Her name is MARGARET, and she is here to WASH your vagina! Well, actually, she isn't; "Gwen" has got that covered. But Margaret Cho is here to fire off completely unexpected lines like that, to bellow them out, to belly-laugh them, to naughtily gift-wrap them, to reprise them in different voices, to make sure you never forget them. Same with, "I wasn't like any Korean role-model that they"—read: anyone—"had ever seen. I mean, I didn't play violin. I didn't fuck Woody Allen." Or, "Fag hags are the backbone of the gay community! We led you through the Underground Railroad! We went to the prom with you!" Or her priceless answering-machine messages from her mother, or her in-store conversations with same ("Oh, Mommy wasn't ready for that!!"). One of my absolute favorite bits is her gendered comparison between last-call behavior at bars. I'm paraphrasing (why don't I own this movie??), but basically it goes, "When you go out with your girlfriends, and one of them meets somebody, women are all, 'Oh my GOD, I feel so BAD, I can't leave with YOU, I'm here with my FRIEND!' Gay men, however, will LEAVE YOU. They're like, 'You can take a bus! You can take a cab! You a big girl, you go, girl! No, I said YOU. GO.' At last call, the only people in a gay bar are women."

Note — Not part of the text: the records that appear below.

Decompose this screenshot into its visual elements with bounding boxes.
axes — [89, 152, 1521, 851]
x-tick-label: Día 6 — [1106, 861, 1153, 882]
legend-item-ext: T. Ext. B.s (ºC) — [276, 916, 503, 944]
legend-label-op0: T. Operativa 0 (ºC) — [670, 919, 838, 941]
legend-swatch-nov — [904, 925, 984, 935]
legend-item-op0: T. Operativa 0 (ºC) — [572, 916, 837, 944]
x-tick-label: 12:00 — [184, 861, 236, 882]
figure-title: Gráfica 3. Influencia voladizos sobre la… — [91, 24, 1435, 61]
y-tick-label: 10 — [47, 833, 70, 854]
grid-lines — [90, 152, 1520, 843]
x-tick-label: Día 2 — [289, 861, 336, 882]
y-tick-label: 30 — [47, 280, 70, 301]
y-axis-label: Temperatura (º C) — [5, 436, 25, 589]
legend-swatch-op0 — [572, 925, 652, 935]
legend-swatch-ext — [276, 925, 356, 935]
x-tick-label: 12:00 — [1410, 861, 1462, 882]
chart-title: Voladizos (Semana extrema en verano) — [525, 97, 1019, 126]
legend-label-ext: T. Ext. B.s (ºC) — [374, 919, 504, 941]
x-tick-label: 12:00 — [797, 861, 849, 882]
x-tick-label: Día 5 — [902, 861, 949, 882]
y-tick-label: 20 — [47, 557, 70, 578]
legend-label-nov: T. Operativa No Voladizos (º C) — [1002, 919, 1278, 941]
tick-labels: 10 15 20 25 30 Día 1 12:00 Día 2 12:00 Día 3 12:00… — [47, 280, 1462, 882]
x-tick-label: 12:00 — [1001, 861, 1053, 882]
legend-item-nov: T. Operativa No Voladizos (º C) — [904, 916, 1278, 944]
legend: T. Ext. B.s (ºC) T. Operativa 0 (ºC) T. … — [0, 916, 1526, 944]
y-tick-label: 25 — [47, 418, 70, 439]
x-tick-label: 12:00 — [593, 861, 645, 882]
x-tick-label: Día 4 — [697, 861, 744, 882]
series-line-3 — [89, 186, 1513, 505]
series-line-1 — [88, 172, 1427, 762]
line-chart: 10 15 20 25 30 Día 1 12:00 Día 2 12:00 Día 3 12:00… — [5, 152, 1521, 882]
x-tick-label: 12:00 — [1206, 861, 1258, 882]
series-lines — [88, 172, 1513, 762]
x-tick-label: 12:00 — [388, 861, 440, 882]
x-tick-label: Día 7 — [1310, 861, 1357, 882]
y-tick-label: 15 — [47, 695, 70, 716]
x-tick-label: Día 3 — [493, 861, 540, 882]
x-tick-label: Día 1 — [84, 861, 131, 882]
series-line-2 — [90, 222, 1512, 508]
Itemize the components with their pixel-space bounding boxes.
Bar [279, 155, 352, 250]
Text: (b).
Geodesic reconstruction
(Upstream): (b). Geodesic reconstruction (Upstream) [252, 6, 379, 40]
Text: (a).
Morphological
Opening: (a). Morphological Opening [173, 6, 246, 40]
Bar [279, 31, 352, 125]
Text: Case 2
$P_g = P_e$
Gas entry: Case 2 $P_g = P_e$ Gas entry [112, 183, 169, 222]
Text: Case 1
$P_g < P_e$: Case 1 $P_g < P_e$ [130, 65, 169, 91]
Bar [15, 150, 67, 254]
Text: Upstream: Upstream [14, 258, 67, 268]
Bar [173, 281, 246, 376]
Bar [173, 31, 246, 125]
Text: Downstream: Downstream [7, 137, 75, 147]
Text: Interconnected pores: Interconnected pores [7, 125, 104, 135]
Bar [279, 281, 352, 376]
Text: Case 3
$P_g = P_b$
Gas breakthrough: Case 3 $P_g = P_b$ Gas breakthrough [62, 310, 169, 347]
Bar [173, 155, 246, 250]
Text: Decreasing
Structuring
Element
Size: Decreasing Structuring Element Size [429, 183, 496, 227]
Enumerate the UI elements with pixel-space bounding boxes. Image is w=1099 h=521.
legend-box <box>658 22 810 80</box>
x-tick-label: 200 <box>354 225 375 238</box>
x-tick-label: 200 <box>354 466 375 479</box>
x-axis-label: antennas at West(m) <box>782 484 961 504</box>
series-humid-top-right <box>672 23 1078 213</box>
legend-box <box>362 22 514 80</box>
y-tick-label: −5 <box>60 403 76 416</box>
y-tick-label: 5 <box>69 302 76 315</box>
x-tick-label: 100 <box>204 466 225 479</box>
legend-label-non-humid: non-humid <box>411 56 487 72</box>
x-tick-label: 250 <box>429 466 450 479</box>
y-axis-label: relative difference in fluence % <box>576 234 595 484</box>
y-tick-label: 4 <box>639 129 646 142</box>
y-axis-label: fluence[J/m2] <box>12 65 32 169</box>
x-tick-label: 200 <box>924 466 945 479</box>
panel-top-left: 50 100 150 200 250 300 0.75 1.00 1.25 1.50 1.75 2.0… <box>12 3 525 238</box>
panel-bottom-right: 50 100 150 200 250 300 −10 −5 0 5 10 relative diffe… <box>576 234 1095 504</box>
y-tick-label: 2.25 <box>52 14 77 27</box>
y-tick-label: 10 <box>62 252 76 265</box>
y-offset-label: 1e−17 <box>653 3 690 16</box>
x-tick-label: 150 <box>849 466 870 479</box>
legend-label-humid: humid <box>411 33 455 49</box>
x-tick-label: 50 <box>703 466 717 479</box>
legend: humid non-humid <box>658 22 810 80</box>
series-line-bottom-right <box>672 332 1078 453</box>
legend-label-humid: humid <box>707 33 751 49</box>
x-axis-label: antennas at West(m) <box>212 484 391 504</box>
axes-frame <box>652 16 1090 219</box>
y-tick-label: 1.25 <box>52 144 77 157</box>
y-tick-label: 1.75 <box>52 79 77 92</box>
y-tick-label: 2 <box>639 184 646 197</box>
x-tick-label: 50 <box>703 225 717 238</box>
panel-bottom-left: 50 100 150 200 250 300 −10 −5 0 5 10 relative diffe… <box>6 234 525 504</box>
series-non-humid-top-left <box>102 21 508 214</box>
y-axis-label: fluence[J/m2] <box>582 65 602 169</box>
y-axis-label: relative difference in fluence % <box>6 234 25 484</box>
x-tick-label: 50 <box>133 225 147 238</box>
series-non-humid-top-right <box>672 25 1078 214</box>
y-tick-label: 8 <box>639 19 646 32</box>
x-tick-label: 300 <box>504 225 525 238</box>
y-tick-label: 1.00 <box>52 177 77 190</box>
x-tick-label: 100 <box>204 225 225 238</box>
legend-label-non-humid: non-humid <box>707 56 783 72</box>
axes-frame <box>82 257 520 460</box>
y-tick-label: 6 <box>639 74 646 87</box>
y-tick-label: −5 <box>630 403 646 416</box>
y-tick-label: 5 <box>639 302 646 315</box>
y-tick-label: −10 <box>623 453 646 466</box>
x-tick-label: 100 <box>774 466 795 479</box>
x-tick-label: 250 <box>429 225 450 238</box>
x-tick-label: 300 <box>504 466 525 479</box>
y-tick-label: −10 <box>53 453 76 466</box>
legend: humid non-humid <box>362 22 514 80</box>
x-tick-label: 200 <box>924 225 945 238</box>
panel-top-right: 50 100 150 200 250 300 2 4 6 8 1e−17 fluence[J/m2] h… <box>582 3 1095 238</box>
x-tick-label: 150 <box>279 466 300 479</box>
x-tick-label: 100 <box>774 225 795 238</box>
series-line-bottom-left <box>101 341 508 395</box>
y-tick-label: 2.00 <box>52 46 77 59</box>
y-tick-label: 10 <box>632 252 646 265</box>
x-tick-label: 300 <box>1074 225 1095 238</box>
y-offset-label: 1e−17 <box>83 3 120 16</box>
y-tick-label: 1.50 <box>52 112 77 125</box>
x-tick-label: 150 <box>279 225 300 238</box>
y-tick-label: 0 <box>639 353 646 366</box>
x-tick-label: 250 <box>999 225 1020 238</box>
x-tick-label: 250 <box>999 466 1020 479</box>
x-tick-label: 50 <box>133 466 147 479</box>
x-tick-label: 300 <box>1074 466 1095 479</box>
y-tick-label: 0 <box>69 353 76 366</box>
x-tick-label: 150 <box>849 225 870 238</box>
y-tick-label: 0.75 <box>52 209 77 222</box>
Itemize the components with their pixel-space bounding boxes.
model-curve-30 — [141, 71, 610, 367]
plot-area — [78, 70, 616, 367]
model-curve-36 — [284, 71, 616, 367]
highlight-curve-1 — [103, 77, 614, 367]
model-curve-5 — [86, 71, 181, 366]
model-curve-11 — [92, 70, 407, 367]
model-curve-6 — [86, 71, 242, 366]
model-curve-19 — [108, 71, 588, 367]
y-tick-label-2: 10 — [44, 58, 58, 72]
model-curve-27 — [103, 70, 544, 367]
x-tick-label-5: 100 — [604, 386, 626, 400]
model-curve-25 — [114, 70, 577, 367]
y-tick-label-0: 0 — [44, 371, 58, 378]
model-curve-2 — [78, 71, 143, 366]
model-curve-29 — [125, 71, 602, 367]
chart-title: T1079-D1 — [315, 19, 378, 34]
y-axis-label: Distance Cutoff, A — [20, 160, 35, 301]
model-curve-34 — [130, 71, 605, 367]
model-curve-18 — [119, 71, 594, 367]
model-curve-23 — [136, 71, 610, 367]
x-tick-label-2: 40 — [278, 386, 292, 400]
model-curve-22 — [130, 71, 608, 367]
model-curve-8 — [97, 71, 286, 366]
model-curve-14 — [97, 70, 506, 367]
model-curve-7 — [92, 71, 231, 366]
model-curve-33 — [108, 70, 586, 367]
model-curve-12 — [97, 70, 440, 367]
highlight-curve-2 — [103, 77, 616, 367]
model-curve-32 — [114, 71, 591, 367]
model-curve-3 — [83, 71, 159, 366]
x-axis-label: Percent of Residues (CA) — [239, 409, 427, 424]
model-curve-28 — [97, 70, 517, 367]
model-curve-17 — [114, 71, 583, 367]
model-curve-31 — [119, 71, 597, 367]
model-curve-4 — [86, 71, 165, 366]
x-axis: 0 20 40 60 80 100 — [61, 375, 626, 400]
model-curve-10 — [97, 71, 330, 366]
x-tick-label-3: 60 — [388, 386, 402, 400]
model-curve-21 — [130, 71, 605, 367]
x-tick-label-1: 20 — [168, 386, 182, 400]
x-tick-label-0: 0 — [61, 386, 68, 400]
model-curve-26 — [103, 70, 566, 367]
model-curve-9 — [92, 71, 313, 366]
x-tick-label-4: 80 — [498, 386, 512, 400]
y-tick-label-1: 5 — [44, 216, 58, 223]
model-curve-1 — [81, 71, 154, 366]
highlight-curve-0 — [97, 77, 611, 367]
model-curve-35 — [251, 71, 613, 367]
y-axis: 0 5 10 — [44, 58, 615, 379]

Another of the funniest bits, though heartbreaking in context, is "I - was so - hungry! I was starving!!" Margaret lets fly with that curveball at the point in her live, one-woman show when she has stopped (well, mostly stopped) explicitly catering to her hometown and way-gay San Francisco audience and is chronicling her own short, unhappy life as a corporate-fabricated Asian-American poster child in the mid-1990s. Cast in an "Asian family" sitcom whose cast of characters were all, to anyone paying attention, of completely different Asian ethnicities. Coercively shadowed by an "Asian advisor" who would dog her around the set and teach her to be "more" Asian. ("Here, use these chopsticks!" Cho ventriloquizes in wicked but pained memory, "and then, you can put them in your hair!") All the while, Cho was fighting dietary dictates from the network and the eating disorders they inevitably provoked, as well as various addictions, sexual recklessness and eventual victimization, crushed expectations, vicious "fanmail," industry racism, and everything else under the Angelino sun. As she tells the story, with no matter how much foul-mouthed and knee-slapping wit, you can see that she's beating back every ghost in the book. Maybe this time, she'll win.

I'm the One That I Want, richer, more personal, and a good deal funnier than Cho's follow-up concert docs, is like "Rose's Turn" sung out by Richard Pryor. Except, you know, "more Asian." The structural arrangement of her show, testifying to her struggles against sexist and racist G-forces by playfully stoking her largely white male audience's presumed familiarity with homophobia, comprises a thesis in itself about the dialogic possibilities between different cadres of American outcasts. Cho raises all kinds of questions in her routine, and consciously or not, the routine raises questions of its own. What is it, after all, about gay male fandom and train-wrecked female celebrities? What are the stakes of such brazen self-stereotyping as Cho's personally patented pidgin-Korean? And what do you do with a comic who's willing and able to say, "I went through this whole thing—am I gay? Am I straight? And then I realized—I'm just slutty. Where's my parade??" My answer so far: you watch her movie. A lot. And you think a lot about what you're watching, and why. And you laugh so much you almost vomit.